What you do have in that case, as the second or third entry, is a better shot at accurately finding that product-market fit.  You get to exploit the market, and you don’t have to make it first.  And, of course, you don’t run the risk that you don’t make it, you just run out of money.  In which case, the financial analysts blame poor cash flow, and the business planners blame poor planning.  Not me though, I’m with Andreessen.  The underlying problem is that not enough people wanted to buy what you were selling.
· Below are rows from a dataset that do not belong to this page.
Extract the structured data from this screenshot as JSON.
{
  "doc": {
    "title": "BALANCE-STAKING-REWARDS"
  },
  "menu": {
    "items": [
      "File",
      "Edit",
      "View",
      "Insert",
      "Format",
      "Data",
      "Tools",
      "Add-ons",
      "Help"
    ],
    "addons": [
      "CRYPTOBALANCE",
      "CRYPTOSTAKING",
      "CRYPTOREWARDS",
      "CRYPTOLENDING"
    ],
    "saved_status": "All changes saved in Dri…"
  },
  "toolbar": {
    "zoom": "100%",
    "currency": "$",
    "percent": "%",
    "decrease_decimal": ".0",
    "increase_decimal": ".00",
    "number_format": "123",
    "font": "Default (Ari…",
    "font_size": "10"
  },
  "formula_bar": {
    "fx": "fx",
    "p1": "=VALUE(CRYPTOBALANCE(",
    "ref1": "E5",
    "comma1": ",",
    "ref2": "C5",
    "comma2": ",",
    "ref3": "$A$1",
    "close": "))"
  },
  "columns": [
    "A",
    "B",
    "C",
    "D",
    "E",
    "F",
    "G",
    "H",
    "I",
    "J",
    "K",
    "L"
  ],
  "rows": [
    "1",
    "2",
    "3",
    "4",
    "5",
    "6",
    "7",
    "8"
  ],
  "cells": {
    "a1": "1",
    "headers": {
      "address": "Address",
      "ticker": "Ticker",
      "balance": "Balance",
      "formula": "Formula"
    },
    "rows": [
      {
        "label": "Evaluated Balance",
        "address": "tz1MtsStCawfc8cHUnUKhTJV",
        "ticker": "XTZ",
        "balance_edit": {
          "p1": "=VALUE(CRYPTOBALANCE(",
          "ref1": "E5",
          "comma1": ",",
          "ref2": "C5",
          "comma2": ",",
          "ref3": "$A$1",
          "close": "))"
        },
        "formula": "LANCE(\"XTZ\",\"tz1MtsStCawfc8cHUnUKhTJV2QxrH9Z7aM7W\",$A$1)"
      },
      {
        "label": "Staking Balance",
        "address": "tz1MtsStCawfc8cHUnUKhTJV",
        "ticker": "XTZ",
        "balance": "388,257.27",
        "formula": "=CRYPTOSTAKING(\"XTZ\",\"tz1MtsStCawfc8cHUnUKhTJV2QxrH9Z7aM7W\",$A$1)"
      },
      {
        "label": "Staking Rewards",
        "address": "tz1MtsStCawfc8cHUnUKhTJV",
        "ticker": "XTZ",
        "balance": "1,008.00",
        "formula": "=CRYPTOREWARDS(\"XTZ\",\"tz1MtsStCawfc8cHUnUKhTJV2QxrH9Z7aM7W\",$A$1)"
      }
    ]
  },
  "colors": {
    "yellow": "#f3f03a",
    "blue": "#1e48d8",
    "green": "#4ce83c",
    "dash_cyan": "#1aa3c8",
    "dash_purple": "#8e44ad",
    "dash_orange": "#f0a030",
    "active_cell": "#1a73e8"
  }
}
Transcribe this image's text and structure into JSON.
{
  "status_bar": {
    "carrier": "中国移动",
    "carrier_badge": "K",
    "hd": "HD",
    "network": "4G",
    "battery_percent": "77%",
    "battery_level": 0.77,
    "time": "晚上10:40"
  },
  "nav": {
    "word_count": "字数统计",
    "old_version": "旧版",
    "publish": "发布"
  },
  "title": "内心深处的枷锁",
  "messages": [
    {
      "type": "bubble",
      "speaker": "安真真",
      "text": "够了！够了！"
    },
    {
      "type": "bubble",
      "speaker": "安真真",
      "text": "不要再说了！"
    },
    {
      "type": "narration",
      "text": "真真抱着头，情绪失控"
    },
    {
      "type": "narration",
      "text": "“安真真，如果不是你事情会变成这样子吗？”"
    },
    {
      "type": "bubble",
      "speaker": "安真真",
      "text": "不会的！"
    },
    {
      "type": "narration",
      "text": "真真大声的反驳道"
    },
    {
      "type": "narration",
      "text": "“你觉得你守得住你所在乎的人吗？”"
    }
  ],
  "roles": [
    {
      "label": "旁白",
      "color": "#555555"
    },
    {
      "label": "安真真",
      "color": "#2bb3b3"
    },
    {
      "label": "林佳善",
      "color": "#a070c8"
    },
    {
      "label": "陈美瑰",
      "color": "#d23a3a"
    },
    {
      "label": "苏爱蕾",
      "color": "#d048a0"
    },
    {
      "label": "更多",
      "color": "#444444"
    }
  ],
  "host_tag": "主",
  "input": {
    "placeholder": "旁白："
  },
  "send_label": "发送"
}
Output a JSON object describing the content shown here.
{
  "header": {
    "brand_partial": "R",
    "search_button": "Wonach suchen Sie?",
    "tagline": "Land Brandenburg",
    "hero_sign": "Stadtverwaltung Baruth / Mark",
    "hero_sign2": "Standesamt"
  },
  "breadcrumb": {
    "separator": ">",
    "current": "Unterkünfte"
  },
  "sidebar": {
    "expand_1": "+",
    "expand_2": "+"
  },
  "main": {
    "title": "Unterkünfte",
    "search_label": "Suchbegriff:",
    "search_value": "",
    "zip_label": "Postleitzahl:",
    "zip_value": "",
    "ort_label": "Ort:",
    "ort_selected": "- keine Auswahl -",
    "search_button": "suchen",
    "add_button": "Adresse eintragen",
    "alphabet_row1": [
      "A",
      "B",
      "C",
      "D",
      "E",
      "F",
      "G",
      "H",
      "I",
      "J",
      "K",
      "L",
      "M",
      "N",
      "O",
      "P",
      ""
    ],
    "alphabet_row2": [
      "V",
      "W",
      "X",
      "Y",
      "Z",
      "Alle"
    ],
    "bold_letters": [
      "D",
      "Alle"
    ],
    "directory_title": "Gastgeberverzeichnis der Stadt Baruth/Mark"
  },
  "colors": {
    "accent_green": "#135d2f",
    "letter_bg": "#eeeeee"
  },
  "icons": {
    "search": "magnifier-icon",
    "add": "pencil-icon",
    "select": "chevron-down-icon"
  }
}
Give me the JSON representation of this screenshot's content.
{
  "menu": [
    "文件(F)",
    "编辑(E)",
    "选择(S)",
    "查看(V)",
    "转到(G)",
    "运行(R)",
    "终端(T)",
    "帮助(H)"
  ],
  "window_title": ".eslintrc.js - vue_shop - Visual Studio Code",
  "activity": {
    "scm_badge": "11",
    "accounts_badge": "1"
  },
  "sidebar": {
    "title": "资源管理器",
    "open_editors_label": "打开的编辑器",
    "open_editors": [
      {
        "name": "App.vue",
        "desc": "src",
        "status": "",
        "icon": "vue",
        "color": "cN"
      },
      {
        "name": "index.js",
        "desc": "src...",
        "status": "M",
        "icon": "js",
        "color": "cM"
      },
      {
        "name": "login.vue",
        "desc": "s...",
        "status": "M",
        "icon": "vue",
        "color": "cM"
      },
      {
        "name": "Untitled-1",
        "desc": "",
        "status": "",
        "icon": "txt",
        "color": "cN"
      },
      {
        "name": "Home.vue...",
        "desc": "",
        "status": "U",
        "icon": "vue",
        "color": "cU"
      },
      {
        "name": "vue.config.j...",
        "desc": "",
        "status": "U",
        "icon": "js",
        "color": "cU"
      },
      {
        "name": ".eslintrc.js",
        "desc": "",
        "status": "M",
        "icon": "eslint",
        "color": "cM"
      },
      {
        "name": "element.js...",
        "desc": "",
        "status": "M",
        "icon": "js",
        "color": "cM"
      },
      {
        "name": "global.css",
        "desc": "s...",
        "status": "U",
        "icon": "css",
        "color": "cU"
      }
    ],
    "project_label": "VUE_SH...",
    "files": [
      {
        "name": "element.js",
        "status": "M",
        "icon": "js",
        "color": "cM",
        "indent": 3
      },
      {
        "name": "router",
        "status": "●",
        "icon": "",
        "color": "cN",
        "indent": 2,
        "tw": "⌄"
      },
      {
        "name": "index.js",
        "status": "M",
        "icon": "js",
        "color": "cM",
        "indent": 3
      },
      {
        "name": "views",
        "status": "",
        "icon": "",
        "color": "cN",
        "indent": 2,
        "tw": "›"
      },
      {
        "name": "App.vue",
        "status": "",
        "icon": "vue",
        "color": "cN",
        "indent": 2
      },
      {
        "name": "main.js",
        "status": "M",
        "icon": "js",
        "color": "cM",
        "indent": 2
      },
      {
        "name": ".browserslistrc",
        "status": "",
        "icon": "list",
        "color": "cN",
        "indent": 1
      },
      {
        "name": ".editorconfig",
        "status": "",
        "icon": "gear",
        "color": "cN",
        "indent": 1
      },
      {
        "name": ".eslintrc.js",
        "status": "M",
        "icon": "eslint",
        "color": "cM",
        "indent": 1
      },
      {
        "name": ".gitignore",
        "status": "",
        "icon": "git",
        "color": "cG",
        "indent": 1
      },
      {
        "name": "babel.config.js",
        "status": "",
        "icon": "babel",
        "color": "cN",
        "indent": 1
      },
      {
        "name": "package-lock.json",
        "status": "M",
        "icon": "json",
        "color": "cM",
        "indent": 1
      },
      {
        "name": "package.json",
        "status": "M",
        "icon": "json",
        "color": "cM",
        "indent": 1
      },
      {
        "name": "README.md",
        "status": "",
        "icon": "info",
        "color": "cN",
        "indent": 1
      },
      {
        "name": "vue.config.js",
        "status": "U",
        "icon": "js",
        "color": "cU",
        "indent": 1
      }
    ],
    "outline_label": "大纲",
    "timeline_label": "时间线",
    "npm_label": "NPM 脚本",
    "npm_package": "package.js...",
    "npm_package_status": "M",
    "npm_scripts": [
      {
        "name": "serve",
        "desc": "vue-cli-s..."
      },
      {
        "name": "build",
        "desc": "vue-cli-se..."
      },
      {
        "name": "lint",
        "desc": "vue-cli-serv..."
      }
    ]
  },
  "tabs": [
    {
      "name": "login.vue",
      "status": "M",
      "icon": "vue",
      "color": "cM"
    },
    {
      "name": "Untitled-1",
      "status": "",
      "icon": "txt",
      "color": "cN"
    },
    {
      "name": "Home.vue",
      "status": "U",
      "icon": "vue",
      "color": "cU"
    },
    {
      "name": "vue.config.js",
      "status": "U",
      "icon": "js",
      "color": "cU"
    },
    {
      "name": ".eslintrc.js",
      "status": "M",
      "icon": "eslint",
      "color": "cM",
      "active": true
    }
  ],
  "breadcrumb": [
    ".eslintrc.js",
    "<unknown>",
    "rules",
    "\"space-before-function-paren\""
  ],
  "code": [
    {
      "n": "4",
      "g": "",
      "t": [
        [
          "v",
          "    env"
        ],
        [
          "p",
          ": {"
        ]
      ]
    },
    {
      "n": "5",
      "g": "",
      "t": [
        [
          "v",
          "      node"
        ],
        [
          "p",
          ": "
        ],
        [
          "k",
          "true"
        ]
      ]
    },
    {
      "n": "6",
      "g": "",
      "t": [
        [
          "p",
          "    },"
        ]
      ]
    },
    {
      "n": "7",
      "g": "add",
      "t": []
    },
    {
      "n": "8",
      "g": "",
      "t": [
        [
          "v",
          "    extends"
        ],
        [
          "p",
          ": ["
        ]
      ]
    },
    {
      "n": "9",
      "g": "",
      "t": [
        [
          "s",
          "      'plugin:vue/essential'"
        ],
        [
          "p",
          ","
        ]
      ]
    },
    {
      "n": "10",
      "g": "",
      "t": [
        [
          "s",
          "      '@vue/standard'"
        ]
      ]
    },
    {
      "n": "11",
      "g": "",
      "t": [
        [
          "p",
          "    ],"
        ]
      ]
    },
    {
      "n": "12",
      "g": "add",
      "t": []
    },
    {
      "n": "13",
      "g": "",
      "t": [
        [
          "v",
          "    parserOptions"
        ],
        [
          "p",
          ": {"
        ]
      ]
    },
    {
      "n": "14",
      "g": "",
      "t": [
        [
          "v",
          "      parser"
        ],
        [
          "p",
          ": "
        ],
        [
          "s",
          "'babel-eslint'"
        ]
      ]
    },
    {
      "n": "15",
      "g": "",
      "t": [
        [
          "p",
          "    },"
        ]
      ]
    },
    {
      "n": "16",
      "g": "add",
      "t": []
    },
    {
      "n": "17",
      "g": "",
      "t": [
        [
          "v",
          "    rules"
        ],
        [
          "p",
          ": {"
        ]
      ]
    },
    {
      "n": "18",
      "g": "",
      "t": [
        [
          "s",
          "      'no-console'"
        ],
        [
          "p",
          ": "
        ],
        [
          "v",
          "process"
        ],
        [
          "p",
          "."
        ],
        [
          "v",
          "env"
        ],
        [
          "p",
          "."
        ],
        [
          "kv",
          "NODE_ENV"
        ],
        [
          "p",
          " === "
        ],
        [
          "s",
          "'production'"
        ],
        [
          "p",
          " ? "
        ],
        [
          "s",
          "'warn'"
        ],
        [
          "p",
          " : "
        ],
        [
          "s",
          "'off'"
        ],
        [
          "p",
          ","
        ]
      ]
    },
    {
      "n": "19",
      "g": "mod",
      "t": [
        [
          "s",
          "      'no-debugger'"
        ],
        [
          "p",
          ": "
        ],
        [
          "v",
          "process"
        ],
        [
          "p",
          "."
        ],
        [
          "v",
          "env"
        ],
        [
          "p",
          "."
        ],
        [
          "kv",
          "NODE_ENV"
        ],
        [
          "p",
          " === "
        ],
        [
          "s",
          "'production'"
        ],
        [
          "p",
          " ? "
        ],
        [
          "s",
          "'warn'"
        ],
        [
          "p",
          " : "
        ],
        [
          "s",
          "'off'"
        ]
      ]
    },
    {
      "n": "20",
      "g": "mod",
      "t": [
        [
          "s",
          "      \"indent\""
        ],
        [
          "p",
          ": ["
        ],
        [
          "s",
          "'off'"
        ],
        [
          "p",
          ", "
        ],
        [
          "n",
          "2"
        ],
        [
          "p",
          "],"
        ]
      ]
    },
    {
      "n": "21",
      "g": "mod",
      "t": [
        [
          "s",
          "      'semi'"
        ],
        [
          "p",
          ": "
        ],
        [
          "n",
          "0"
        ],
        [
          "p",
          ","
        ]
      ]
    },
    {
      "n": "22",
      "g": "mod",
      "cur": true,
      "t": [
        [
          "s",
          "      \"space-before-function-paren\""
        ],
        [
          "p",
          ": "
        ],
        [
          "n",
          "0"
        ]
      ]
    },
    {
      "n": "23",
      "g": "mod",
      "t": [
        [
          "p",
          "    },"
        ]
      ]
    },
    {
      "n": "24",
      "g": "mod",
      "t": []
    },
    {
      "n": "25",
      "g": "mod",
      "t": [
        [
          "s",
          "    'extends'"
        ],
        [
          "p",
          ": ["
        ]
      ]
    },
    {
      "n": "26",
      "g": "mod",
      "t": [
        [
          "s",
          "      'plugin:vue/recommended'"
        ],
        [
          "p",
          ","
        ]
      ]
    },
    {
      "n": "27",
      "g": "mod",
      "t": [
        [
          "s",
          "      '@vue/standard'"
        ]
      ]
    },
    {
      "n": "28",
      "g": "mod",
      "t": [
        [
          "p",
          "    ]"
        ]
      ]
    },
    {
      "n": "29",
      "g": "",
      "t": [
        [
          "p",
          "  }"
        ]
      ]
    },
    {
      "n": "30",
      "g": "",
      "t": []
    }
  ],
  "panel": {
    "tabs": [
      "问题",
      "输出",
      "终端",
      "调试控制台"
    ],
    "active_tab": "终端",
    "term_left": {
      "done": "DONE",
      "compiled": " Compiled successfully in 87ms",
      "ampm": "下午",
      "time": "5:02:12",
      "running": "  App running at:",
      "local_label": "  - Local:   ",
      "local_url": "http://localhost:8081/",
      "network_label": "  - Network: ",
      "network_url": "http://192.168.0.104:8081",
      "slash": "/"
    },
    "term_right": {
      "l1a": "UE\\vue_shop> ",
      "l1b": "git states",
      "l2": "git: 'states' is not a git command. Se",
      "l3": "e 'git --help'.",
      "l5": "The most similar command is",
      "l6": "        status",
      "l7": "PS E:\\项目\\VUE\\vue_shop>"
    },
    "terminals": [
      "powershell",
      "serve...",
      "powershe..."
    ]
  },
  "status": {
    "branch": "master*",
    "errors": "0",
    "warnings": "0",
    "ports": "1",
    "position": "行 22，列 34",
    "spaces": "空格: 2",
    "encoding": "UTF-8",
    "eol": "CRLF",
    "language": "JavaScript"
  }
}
And from my experience, much as I advocate the need for planning (process, not just the plan), there is nothing like the power of real market demand.  I watched it from close-up as Borland brought out Turbo Pascal first, and then Sidekick.  Management team, business plans, all great, but nothing like market demand.  I saw it again from close hand when Apple brought out the Macintosh.  And I expect we’re going to see it later this week as Apple launches the iPhone.

— Tim

Comments

  • Greg Balanko-Dickson says:

    Right on the money Tim.

    There is nothing nearly as powerful as market demand. As my friend Kenneth W. Gronbach points out in his book, Common Census

    “Target audiences, customers, and constituents come from populations of people. We must know and understand the generations that make up these populations as they move through our marketplace. This generational movement determines the only thing that means anything in business: Supply and demand.”

    Ken he has the statistics, experience, and anecdotes to prove it.

    I don't care how good your plan is, no market = no business.